La démocratie est devenue, dans l’inconscient et même dans les croyances collectives du monde occidental et en France en particulier, comme le seul synonyme de « liberté », comme la seule option et le seul système pouvant offrir, voire « garantir » la liberté pour un peuple ou un pays. Au point que quiconque oserait la critiquer ou la remettre en cause subirait une volée de bois vert, et cela y compris chez ceux qui se disent libéraux – qui ont comme renoncé à voir les choses comme elles sont.
Or, lors d’une discussion familiale récente, ma fille eut une expression géniale pour résumer ce que la démocratie nous propose par l’intermédiaire du vote et des élections : la dictature pour tous. Même si elle était teintée d’ironie, je ne pouvais être plus ravi de recevoir d’elle cette marque de lucidité.
Cette croyance de la démocratie « libérale » masque bien des confusions ou hypothèses non dites erronées, je propose d’en aborder quelques-unes dans ce rapide article. Pour commencer, revenons aux rois et à la monarchie qui en Europe dominait avant le traité de Versailles, il y a en gros un siècle. A l’époque, imparfaite, le roi personnifiait la fonction politique et le pouvoir absolu, du moins c’est ce que Louis XIV représente comme apogée. L’arrivée de la démocratie se voulait faire disparaître ce pouvoir avec la monarchie guillotinée.

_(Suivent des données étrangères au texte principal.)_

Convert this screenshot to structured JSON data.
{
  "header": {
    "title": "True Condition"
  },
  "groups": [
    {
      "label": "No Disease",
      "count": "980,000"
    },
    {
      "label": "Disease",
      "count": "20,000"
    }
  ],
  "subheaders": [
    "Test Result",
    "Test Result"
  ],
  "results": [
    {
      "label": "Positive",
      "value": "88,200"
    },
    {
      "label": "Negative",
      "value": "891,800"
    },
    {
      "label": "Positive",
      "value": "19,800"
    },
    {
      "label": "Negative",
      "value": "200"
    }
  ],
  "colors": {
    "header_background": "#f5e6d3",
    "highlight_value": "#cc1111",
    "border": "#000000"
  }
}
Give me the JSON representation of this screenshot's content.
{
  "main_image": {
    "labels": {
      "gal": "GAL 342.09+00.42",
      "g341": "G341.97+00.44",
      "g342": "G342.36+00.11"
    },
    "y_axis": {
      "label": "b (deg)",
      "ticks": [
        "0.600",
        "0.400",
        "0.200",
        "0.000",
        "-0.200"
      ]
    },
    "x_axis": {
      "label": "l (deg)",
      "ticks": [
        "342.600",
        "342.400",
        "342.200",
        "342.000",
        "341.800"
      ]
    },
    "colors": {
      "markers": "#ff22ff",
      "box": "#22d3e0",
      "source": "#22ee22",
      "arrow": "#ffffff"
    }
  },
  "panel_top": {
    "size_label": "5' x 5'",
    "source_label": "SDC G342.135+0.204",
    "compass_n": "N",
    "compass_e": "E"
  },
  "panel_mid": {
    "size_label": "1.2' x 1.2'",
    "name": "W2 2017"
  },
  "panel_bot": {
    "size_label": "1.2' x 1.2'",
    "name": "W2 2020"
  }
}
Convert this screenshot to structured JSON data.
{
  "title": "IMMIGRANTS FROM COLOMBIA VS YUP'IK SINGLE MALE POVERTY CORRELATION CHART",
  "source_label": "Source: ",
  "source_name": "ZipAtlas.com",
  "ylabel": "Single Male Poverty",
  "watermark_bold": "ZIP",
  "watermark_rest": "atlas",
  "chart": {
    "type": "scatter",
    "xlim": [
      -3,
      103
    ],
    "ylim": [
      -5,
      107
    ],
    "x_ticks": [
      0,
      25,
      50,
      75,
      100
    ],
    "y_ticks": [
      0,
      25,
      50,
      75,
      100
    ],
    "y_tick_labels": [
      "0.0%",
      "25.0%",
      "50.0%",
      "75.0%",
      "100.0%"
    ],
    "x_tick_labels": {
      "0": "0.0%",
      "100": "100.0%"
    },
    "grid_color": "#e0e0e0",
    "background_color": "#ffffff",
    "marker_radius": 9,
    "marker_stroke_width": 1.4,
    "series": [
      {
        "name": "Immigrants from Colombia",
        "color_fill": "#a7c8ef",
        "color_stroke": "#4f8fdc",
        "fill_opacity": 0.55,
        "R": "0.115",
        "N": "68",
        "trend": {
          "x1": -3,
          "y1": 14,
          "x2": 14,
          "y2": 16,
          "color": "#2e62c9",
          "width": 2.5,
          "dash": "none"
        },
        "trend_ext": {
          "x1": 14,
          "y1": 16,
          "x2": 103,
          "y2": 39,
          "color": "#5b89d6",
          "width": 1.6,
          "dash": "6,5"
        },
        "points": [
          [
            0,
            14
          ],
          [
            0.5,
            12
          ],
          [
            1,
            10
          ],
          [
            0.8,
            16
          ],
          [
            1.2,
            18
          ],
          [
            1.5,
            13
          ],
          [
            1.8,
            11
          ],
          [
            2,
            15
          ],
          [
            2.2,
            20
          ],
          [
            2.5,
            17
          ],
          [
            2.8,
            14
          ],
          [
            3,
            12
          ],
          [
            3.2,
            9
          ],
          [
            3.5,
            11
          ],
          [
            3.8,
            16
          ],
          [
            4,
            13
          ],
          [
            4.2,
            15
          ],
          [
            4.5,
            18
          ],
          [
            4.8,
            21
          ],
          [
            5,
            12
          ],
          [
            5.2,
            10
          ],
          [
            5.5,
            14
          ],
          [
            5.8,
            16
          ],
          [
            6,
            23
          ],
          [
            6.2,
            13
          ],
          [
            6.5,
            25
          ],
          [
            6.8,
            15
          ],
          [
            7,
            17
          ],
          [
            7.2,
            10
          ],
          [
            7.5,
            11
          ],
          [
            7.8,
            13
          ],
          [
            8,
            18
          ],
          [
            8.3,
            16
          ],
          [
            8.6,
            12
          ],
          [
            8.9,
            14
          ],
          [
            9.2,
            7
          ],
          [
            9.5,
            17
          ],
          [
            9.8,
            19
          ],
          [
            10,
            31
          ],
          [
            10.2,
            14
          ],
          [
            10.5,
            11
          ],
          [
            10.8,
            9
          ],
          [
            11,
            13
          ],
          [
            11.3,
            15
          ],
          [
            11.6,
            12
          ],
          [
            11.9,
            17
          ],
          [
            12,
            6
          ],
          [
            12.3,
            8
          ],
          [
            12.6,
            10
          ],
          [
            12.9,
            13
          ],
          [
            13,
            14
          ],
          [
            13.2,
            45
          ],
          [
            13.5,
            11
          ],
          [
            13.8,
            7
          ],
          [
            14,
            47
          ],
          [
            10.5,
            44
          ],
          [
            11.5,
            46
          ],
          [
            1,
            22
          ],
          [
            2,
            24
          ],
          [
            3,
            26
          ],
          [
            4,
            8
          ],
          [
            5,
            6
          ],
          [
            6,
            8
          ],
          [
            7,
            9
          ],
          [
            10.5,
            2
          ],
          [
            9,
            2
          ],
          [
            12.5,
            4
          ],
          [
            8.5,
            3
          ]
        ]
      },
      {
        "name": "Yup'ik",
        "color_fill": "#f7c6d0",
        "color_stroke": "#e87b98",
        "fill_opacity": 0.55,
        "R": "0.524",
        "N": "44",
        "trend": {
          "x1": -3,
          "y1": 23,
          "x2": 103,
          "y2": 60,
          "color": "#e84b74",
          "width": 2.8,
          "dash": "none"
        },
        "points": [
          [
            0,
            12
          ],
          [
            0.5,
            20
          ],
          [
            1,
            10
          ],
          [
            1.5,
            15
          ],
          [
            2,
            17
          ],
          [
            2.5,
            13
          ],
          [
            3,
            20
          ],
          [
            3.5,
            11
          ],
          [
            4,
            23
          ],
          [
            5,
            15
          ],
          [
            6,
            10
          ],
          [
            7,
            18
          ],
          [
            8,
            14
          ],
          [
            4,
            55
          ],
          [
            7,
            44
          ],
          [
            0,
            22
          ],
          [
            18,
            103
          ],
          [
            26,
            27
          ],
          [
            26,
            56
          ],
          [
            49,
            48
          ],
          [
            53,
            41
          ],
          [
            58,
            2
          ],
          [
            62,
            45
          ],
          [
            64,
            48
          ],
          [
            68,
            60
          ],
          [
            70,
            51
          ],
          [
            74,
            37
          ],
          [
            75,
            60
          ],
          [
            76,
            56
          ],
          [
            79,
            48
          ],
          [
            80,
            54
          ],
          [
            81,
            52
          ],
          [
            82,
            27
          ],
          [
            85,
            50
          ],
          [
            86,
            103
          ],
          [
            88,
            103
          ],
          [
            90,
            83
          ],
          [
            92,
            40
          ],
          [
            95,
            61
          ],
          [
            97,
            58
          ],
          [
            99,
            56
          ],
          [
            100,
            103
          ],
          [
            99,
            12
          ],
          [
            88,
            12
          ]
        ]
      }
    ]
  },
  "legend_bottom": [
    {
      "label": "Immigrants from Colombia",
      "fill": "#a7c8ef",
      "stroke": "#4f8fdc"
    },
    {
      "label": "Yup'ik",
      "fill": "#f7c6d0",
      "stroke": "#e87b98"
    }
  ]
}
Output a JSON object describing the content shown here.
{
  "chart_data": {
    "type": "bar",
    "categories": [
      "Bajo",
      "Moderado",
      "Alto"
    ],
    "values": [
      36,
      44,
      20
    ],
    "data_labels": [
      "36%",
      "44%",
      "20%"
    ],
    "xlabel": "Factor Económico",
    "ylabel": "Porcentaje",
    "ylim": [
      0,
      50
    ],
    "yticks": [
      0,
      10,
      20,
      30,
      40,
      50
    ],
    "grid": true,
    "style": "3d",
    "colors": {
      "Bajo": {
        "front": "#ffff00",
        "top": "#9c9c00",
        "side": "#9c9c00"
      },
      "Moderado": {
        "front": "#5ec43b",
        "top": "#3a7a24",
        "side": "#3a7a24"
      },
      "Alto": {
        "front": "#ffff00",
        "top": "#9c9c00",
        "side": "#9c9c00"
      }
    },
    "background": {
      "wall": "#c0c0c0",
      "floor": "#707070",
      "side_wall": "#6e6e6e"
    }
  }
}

Mais en réalité, ce n’est pas ce qui s’est passé. Les présidents, gouvernements et autres élus contemporains ont toujours le même pouvoir ; ils ont même un pouvoir souvent bien pire que beaucoup de ces rois et reines d’alors. Si les personnes sont tombées, la fonction est restée ; simplement, on vote désormais et tout le monde y a un ticket de tombola.
Seconde limite, le vote ne porte pas sur l’intégralité du « pouvoir ». Si la seule tête coupée de Louis XVI a permis d’affirmer la fin du pouvoir monarchique, les élections ne permettent pas de remplacer toutes les couches de ses nombreux successeurs. On vote pour des « élus », pour des « députés » ou pour un « président », mais on ne vote ni pour les fonctionnaires et bureaucrates, ni pour les juges. Et comme par hasard, ceux qui tiennent le destin du pays sur le long terme ne sont pas les élus.
Si on en vient au vote et aux élections, il convient d’en souligner les fortes limites et biais. Le premier tient bien sûr au choix qu’il offre – ou plutôt au non-choix. Dans une société libre, les rayons des grands magasins regorgent de choix, de variété, de nuances, de modèles et notre choix presque sans limite nous est laissé au niveau de chacun de nous. Chaque midi, des millions de gens « votent » pour décider ce que sera leur repas, et ce choix n’est pas issu d’un appareil arbitraire « constitutionnel ». A l’inverse, le vote pour un élu n’est choisi ni en nature, ni en programme, ni en personne, bref en rien.
Cela ne s’arrête pas au vote, en plus. Car on a beau élire ces chers gugusses, dans la réalité on ne leur accorde ni ne leur signe aucune délégation précise et éventuellement limitée. Ce qui fait que ces doux rigolos une fois en place font à peu près ce qu’ils veulent et surtout pas ce que nous voulons ou que nous avions pensé choisir lors de la lecture de leur programme et ensuite du vote. Promesses ?
Mais malgré cette liste déjà longue, le meilleur reste pour la fin. Car même lorsque tous les citoyens ne sont pas inscrits, même quand ceux-là ne vont pas tous voter, même quand ces votes ne dégagent pas une majorité relative, on finit toujours par voir cette pseudo « majorité » décider d’un régime ou d’un gugusse unique qui imposera sa personne et ses avanies à tous les autres.
On est donc bien dans une logique de tyrannie dès le résultat du vote prononcé. Celle où c’est une minorité auto-déclarée « majorité » qui impose son choix d’un instant à la majorité qualifiée de « minorité » pour la circonstance. Beau progrès libéral, vraiment, ça valait le coup de faire la révolution.